Among the most notable of such campaigns was Charlemagne’s attempts to Christianise Saxons in Saxonia. His battles with Saxons continued for thirty years during which he fought eighteen battles with them. By 804, Charlemagne had forcefully converted most Saxon populations to Christianity, established Churches all over their lands, destroyed their temples and effectively made Continental Saxons into a Christian people who no longer had any pagan aspirations.

Charlemagne Conquest of the Avars

Avars were a pagan people, identified as Huns by some historians, settled in Bavaria in late 8th century. Charlemagne was quick to march against them soon with a sizable army and destroy their fortifications. The Avars tried to hold back the assault but over the years, repeated campaigns by Charlemagne and his son using two different armies finally forced them to submit.

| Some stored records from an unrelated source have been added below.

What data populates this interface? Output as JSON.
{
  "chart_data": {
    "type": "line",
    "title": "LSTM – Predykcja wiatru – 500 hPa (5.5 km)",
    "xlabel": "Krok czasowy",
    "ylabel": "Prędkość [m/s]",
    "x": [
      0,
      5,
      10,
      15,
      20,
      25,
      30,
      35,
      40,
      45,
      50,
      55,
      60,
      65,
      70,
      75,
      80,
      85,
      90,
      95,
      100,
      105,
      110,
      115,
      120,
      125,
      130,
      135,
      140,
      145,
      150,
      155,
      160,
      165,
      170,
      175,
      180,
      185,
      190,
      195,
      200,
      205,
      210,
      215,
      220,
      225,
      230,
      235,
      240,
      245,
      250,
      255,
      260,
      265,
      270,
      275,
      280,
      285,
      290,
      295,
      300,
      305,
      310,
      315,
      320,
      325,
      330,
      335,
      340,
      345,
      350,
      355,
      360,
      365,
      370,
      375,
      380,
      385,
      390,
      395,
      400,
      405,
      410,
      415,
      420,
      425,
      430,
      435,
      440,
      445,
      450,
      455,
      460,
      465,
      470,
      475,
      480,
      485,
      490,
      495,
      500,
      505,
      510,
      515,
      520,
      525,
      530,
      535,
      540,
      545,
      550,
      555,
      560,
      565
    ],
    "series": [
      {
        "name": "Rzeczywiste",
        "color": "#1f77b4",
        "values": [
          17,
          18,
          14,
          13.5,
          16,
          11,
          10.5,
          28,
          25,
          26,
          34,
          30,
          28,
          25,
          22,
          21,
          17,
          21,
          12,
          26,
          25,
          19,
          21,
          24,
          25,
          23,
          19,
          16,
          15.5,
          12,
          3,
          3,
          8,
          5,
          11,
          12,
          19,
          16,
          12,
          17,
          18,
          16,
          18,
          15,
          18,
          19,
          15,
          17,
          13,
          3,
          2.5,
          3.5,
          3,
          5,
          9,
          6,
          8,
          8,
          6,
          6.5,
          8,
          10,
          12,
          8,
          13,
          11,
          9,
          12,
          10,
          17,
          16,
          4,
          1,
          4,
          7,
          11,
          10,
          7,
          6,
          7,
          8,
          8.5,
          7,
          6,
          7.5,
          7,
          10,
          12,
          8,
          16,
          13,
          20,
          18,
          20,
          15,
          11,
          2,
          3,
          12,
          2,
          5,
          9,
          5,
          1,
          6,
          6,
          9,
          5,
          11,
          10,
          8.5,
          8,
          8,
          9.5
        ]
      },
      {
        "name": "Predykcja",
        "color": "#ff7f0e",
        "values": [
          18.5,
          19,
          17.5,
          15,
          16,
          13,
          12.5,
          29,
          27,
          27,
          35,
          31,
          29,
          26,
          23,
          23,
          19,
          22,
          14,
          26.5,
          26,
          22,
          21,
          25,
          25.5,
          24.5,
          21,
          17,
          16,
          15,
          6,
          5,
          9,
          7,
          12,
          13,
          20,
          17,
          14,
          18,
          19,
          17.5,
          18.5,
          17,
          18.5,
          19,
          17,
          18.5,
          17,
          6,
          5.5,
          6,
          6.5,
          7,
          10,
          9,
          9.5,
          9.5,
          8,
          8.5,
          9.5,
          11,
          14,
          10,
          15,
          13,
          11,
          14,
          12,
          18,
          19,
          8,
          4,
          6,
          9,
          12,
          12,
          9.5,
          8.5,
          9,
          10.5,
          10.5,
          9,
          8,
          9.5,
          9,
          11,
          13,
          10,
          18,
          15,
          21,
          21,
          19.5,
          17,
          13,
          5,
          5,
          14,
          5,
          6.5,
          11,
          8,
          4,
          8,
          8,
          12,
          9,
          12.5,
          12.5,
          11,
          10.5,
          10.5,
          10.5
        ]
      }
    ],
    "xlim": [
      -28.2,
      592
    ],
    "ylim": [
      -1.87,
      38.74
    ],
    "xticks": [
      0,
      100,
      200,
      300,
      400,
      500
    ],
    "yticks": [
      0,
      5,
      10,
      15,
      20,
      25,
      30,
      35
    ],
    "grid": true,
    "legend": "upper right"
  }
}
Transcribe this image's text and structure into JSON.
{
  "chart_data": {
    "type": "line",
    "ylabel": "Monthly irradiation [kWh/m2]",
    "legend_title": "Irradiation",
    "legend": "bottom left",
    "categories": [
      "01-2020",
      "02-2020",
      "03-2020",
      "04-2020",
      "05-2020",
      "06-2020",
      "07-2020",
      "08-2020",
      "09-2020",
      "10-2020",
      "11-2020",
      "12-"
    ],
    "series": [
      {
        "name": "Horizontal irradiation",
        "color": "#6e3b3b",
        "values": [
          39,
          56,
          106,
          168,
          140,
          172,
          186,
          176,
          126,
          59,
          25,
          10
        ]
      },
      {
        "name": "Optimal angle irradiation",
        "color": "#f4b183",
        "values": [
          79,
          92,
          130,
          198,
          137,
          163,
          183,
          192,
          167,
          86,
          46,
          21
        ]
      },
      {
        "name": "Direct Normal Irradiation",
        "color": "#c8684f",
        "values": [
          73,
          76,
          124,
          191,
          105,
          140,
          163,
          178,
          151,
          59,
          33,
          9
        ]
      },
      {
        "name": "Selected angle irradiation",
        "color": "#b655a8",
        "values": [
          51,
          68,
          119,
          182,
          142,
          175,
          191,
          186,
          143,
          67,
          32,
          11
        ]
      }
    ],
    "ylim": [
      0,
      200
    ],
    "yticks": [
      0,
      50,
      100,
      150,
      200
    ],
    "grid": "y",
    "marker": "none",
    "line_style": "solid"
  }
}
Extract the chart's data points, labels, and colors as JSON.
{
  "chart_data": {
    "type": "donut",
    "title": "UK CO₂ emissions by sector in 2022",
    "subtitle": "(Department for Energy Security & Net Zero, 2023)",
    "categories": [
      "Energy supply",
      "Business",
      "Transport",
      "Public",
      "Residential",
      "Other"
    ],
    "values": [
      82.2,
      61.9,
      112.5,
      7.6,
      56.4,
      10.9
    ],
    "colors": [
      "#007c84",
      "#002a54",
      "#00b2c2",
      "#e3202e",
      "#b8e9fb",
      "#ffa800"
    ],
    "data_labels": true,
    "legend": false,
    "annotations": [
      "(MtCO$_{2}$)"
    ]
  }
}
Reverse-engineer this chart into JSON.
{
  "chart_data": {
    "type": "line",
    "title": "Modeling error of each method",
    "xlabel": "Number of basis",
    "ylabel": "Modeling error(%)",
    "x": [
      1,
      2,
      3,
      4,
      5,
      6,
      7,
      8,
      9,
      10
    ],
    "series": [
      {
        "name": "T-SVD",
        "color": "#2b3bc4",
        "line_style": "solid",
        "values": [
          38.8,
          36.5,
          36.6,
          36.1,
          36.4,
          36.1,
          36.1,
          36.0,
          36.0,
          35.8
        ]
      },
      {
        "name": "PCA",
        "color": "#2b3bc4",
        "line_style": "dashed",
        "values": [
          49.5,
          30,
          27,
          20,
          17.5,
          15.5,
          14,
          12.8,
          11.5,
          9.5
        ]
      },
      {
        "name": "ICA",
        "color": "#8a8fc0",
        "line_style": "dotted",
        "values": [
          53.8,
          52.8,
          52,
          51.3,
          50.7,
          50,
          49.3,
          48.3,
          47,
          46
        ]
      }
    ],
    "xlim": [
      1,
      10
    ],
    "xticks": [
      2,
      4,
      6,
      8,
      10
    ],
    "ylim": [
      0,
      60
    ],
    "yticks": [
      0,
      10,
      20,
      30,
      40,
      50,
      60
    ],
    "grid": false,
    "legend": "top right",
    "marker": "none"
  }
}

In 800, notable Avar leaders travelled to Charlemagne’s court and upon being baptised, one among them was proclaimed the leader of the Avars. In 803, Charlemagne decisively put down one final rebellion of the Avars and was proclaimed King by the defeated pagans.

Coronation as Emperor

Before Charlemagne, his father had been the first of the Frank rulers to take the title of King. Charlemagne significantly expanded the frontiers of the Frankish Kingdom and effectively turned it into an Empire by annexing Italy, Aquitaine and many Central European territories to it. In 799, he travelled to Rome at the request of Pope Leo III where he was crowned as the “Emperor of the Romans” in 800 by the Pope himself.

This was a move designed by the Pope to take away the formal control of Rome and Papacy from the Byzantine Emperors and give it in the hands of the Frankish rulers. Charlemagne’s coronation, in this light, is seen as the beginning of Church’s independence from Byzantium and its reliance on West European rulers.

Empire at Charlemagne’s Death

Charlemagne died in 814, having firmly established Christianity in Western Europe and carved a sizable Empire for the Franks. Upon his death, his Empire was divided between his sons in the manner common among Franks. Italy went to King Pepin, Charles the Younger was made King of Neustria and Aquitaine went to King Louis the Pious. Charlemagne was effectively considered the creator of the Kingdoms of France and Germany which later paved the way for the modern-day countries of the same name.

Charlemagne Empire Summary

Charlemagne was among the most influential European rulers during the Middle Ages who left a lasting impact on Western and Central Europe. He was the grandson of Charles Martel of Battle of Tours fame. Charlemagne ascended to the throne in 768 and throughout his reign, he launched countless battles against Saxons, Lombards, the regions in Aquitaine and a large number of other pagan tribes.

He won most of these battles, effectively bringing Italy and Saxonia into Frankish control and turning a huge number pagan populations into adherents of Christianity. By his death, he had forged a Frankish Empire which expanded over modern-day France, Italy, Germany and a large number of other territories. He was the first ruler after the fall of the Western Roman Empire in the 5th century to be crowned “Emperor of the Romans”.